Chapter 2.1, Problem 16P

Program Plan Intro

Program Description: Purpose of problem is to calculate the number of months takes for $P\left(t\right)$ to reach 95% of the limiting population ( $M$ ).

Explanation of Solution

Given information:

The logistic equation is $\frac{dP}{dt}=aP-b{P}^2$ .

Here, $P\left(t\right)$ is a rabbit population, $B=aP$ is the time rate at which births occur and $D=b{P}^2$ is the rate at which deaths occur.

Initial population is 120 with rate of 8 births per month and 6 deaths per month.

  $\begin{array}{c}{P}_0=120\\ D_0=6\\ B_0=8\end{array}$

Take initial time as 0.

Explanation:

The solution of the logistic differential equation is shown below.

  $P\left(t\right)=\frac{M{P}_0}{P_0+\left(M-P_0\right)e^{-kMt}}$

Here, $k=\frac{D_0}{P_0{}^2}$ and $M=\frac{B_0{P}_0}{D_0}$ .

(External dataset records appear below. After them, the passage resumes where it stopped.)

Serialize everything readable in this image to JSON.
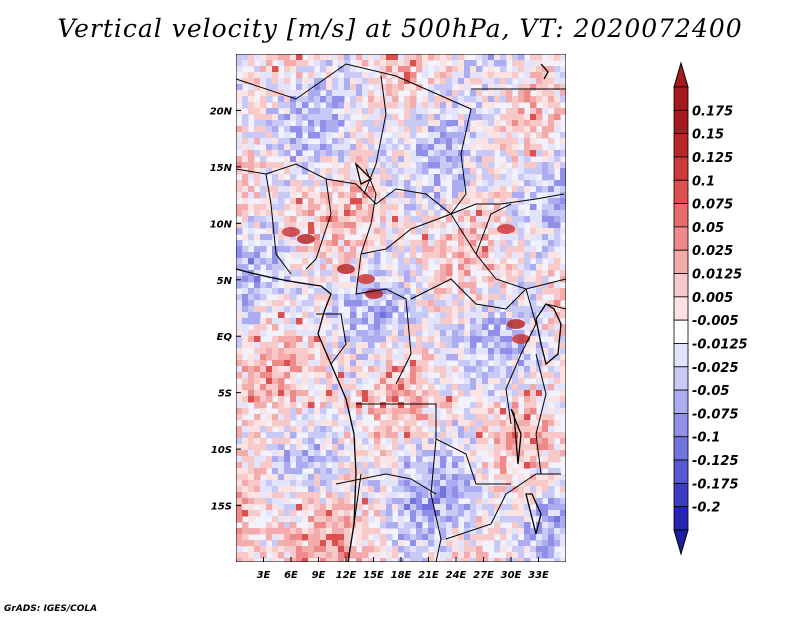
{
  "title": "Vertical velocity [m/s] at 500hPa, VT: 2020072400",
  "credit": "GrADS: IGES/COLA",
  "map": {
    "lon_range": [
      0,
      36
    ],
    "lat_range": [
      -20,
      25
    ],
    "lat_ticks": [
      {
        "value": 20,
        "label": "20N"
      },
      {
        "value": 15,
        "label": "15N"
      },
      {
        "value": 10,
        "label": "10N"
      },
      {
        "value": 5,
        "label": "5N"
      },
      {
        "value": 0,
        "label": "EQ"
      },
      {
        "value": -5,
        "label": "5S"
      },
      {
        "value": -10,
        "label": "10S"
      },
      {
        "value": -15,
        "label": "15S"
      }
    ],
    "lon_ticks": [
      {
        "value": 3,
        "label": "3E"
      },
      {
        "value": 6,
        "label": "6E"
      },
      {
        "value": 9,
        "label": "9E"
      },
      {
        "value": 12,
        "label": "12E"
      },
      {
        "value": 15,
        "label": "15E"
      },
      {
        "value": 18,
        "label": "18E"
      },
      {
        "value": 21,
        "label": "21E"
      },
      {
        "value": 24,
        "label": "24E"
      },
      {
        "value": 27,
        "label": "27E"
      },
      {
        "value": 30,
        "label": "30E"
      },
      {
        "value": 33,
        "label": "33E"
      }
    ]
  },
  "colorbar": {
    "levels": [
      {
        "label": "0.175",
        "color": "#a51a1a"
      },
      {
        "label": "0.15",
        "color": "#b82828"
      },
      {
        "label": "0.125",
        "color": "#cc3a3a"
      },
      {
        "label": "0.1",
        "color": "#dc5050"
      },
      {
        "label": "0.075",
        "color": "#e66b6b"
      },
      {
        "label": "0.05",
        "color": "#ee8a8a"
      },
      {
        "label": "0.025",
        "color": "#f4abab"
      },
      {
        "label": "0.0125",
        "color": "#f8c9c9"
      },
      {
        "label": "0.005",
        "color": "#fbe3e3"
      },
      {
        "label": "-0.005",
        "color": "#ffffff"
      },
      {
        "label": "-0.0125",
        "color": "#e3e3fb"
      },
      {
        "label": "-0.025",
        "color": "#c9c9f6"
      },
      {
        "label": "-0.05",
        "color": "#acacf0"
      },
      {
        "label": "-0.075",
        "color": "#9090e8"
      },
      {
        "label": "-0.1",
        "color": "#7373de"
      },
      {
        "label": "-0.125",
        "color": "#5858d2"
      },
      {
        "label": "-0.175",
        "color": "#3c3cc4"
      },
      {
        "label": "-0.2",
        "color": "#2626b0"
      }
    ],
    "max_color": "#a51a1a",
    "min_color": "#1e1ea0"
  },
  "palette": {
    "positive": [
      "#fbe3e3",
      "#f8c9c9",
      "#f4abab",
      "#ee8a8a",
      "#dc5050",
      "#b82828"
    ],
    "negative": [
      "#e3e3fb",
      "#c9c9f6",
      "#acacf0",
      "#9090e8",
      "#7373de",
      "#5858d2"
    ]
  }
}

Obtain the maximum capacity of the system $M$ as follows:

  $\begin{array}{c}M=\frac{8\cdot 120}{6}\\ =160\end{array}$

Obtain the value of $k$ as follows:

  $\begin{array}{c}k=\frac{D_0}{P_0{}^2}\\ =\frac{6}{{120}^2}\\ =\frac{6}{14400}\\ =\frac{1}{2400}\end{array}$

Now, substitute the known values $k$ and $M$ into the equation $P\left(t\right)=\frac{M{P}_0}{P_0+\left(M-P_0\right)e^{-kMt}}$ as,

  $\begin{array}{c}P\left(t\right)=\frac{160\cdot 120}{120+\left(160-120\right)e^{-\frac{160t}{2400}}}\\ =\frac{19200}{120+40e^{-\frac{t}{15}}}\end{array}$

To obtain the time at which population reaches to 95% of maximum population, substitute $P\left(t\right)=0.95M$ in the above equation and solve for $t$ .

  $\begin{array}{c}0.96\cdot 160=\frac{19200}{120+40e^{-\frac{t}{15}}}\\ 152=\frac{19200}{120+40e^{-\frac{t}{15}}}\\ 120+40e^{-\frac{t}{15}}=\frac{19200}{152}\\ 120+40e^{-\frac{t}{15}}=126.3157\end{array}$

Further, solve the equation as follows:

  $\begin{array}{c}40e^{-\frac{t}{15}}=6.31578\\ e^{-\frac{t}{15}}=0.15789\\ -\frac{t}{15}=\ln 0.158\\ t=-15\cdot \left(-1.84582\right)\\ t\approx 27.69\end{array}$

Conclusion:

Therefore, the number of months takes for $P\left(t\right)$ to reach 95% of the limiting population $M$ is approximately 27.69 months.